НГ: Ну, а не жалко, что польский-то все-таки знаешь, а как-то нигде он не пригождается?
И: Нет. Мне не жалко (пауза). Мне его, как бы… Ну, уже, слова уже не такие, какие должны быть, польские то есть, искаженные в десять раз.
НГ: А ты откуда знаешь?
И: Ну, у нас преподают польский. Как дома разговариваем – совсем не так, не чисто (усмехается) (ж, 1989, ПФ3-2005).
Молодой человек, поступивший в польский ВУЗ, положительно оценивал тот факт, что никогда не говорил дома по-польски, так как к вступительным экзаменам ему проще было выучить литературный польский язык.
«… На следующий день пришел на собеседование. Всех по полчаса и даже больше держали. Одну девушку там два раза вызывали. А мне помогло, может, то, что… Здесь, допустим, в Вершине я никогда по-польски не разговаривал. Это вот сейчас в последнее время начал, когда уже знал, что поступаю в Польшу и всё такое. Даже вот Света с Леной тоже стараются здесь на польском не разговаривать. Почему – потому, что на диалекте здесь говорят, привыкаешь к этому языку, потом сложно в Польше перейти на чисто польский язык. Ну, а там больше с отцом Игнацием. У отца Игнация постоянно какие-то гости, друзья с Польши, запоминал, сидел, даже разговаривали. Вот. 10 минут - и меня отпустили сразу» (м, 1987, ПФ9-2005).
Учительница польского языка считает своим долгом объяснять детям в школе, что «не нужно стыдиться или стесняться» того, как они говорят по-польски с родителями, что их домашний язык тоже имеет право на существование. Но детям, считает она, сложно понять, что существует литературный язык и диалект. Они слышат, как говорят приезжие поляки и осознают, что сами разговаривают по-другому, делая иногда из этого вывод, что не умеют говорить по-польски. Она приводит характерный пример, рассказывая о мальчике, который слышит и понимает обращенный к нему по-польски вопрос, отвечает на польском же языке, что не умеет говорить по-польски.
Местные жители не польского происхождения также считают язык вершининских поляков «смешанным» и «искаженным». Главный довод здесь – его «понятность». Они реагируют на то, что сближает этот язык с русским. «Ну, они говорят на польском. Но получается так, что он за практически сто лет несколько так изменился. Он понятный, совершенно понятный язык. Ну, некоторые там слова, типа таких вот междометий, непонятно, что они там означают. А в основном-то, все эти обиходные слова, они совпадают с украинским, с русским. И можно сказать, ассимилировался этот язык. Уже своеобразный наш вершининский диалект создался» (ж, 1960, ПФ8-2005).
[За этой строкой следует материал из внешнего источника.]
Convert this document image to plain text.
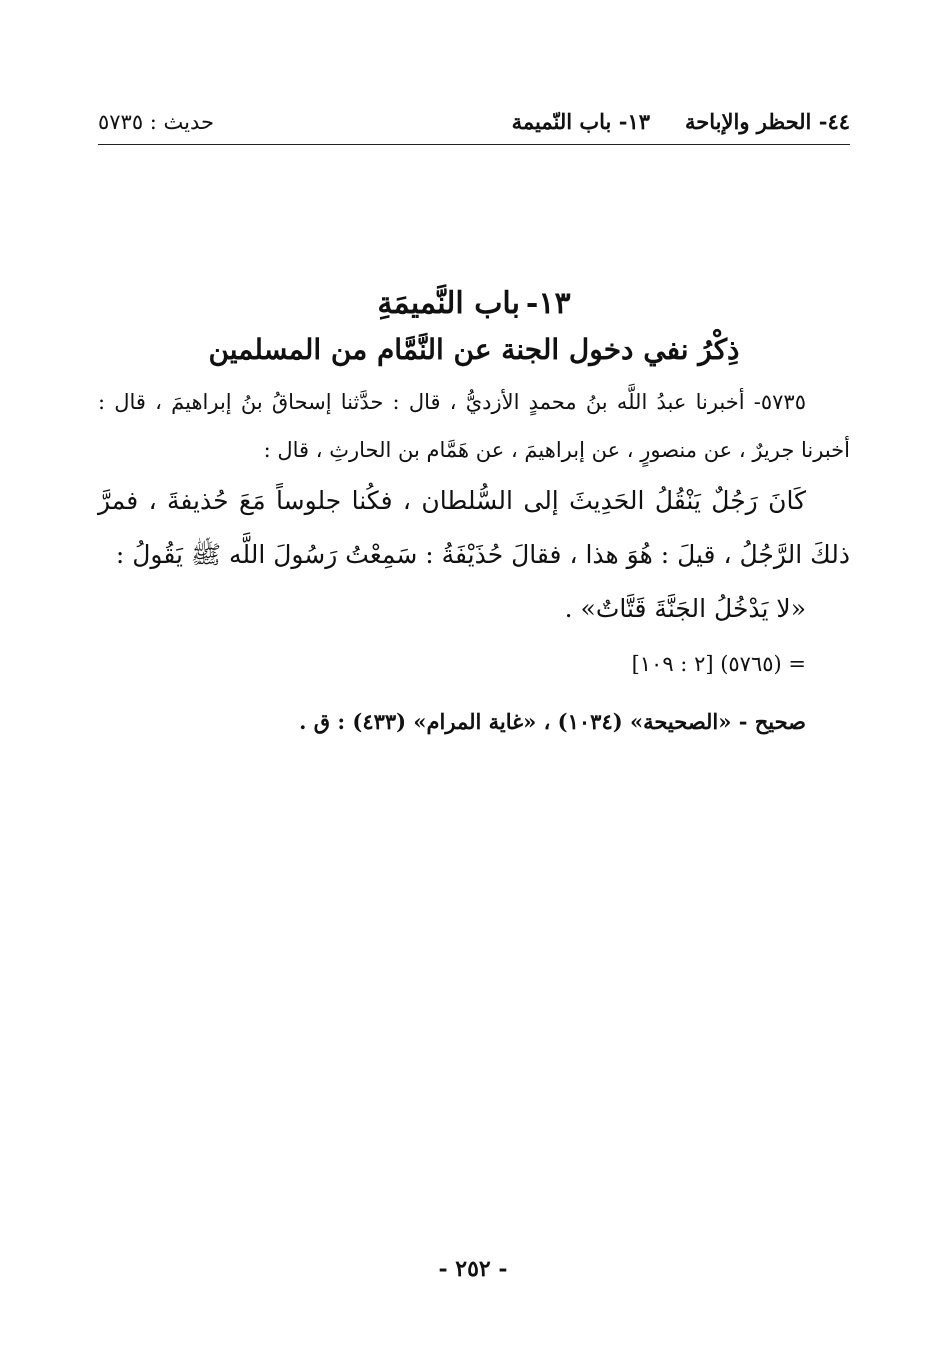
٤٤- الحظر والإباحة
١٣- باب النّميمة
حديث : ٥٧٣٥
١٣-باب النَّميمَةِ
ذِكْرُ نفي دخول الجنة عن النَّمَّام من المسلمين

٥٧٣٥- أخبرنا عبدُ اللَّه بنُ محمدٍ الأزديُّ ، قال : حدَّثنا إسحاقُ بنُ إبراهيمَ ، قال : أخبرنا جريرٌ ، عن منصورٍ ، عن إبراهيمَ ، عن هَمَّام بن الحارثِ ، قال :

كَانَ رَجُلٌ يَنْقُلُ الحَدِيثَ إلى السُّلطان ، فكُنا جلوساً مَعَ حُذيفةَ ، فمرَّ ذلكَ الرَّجُلُ ، قيلَ : هُوَ هذا ، فقالَ حُذَيْفَةُ : سَمِعْتُ رَسُولَ اللَّه ﷺ يَقُولُ :

«لا يَدْخُلُ الجَنَّةَ قَتَّاتٌ» .

= (٥٧٦٥) [٢ : ١٠٩]

صحيح - «الصحيحة» (١٠٣٤) ، «غاية المرام» (٤٣٣) : ق .

- ٢٥٢ -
Любопытно, однако, сравнить, как реагируют на польский язык в Вершине в терминах «понятности – не понятности» русская информантка, прожившая в Вершине 15 лет, и ее мать, приехавшая сюда два года назад. Первая «всё понимает, хотя и разговаривает только по-русски», а вторая утверждает, что «не понимает ни грамма». На мой уточняющий вопрос, «Непонятно говорят?», дочь отвечает: «Понятно», а мать возражает: «Нет, я сколько хожу к соседям, как начнут, я даже и понятия никакого не имею – чё они говорят, о чем говорят» (ж, 1971; ж, 1940, ПФ5-2005).
Возможно, в этом примере действует эффект времени. В повседневной речи информантки, прожившей в Вершине 15 лет, наверняка уже есть много польских слов, которые она не воспринимает как таковые. В речи же поляков, которую она постоянно слышит, много русских слов. За счет такого «обмена» узнаваемость языка повышается, растет ощущение, что нет особой разницы между «их польским» и «нашим русским».
Таким образом, польский язык в Вершине является для его носителей средством «контрастивного самосознания» - они чувствуют свое единство и одновременно свое отличие от других людей, не говорящих на их языке. Прежде всего, этими другими выступают местные русские, буряты, татары, украинцы, которые с уважением и одобрением относятся к тому факту, что вершининские поляки «сохранили свой язык». Сами вершининцы не рассуждают в категориях «борьбы за сохранение языка». Их польский язык не является для них «знаменем», символизирующим победу в подобной борьбе. Они просто разговаривают так, как привыкли, выбирая в зависимости от обстоятельств тот идиом, который считают наиболее удобным.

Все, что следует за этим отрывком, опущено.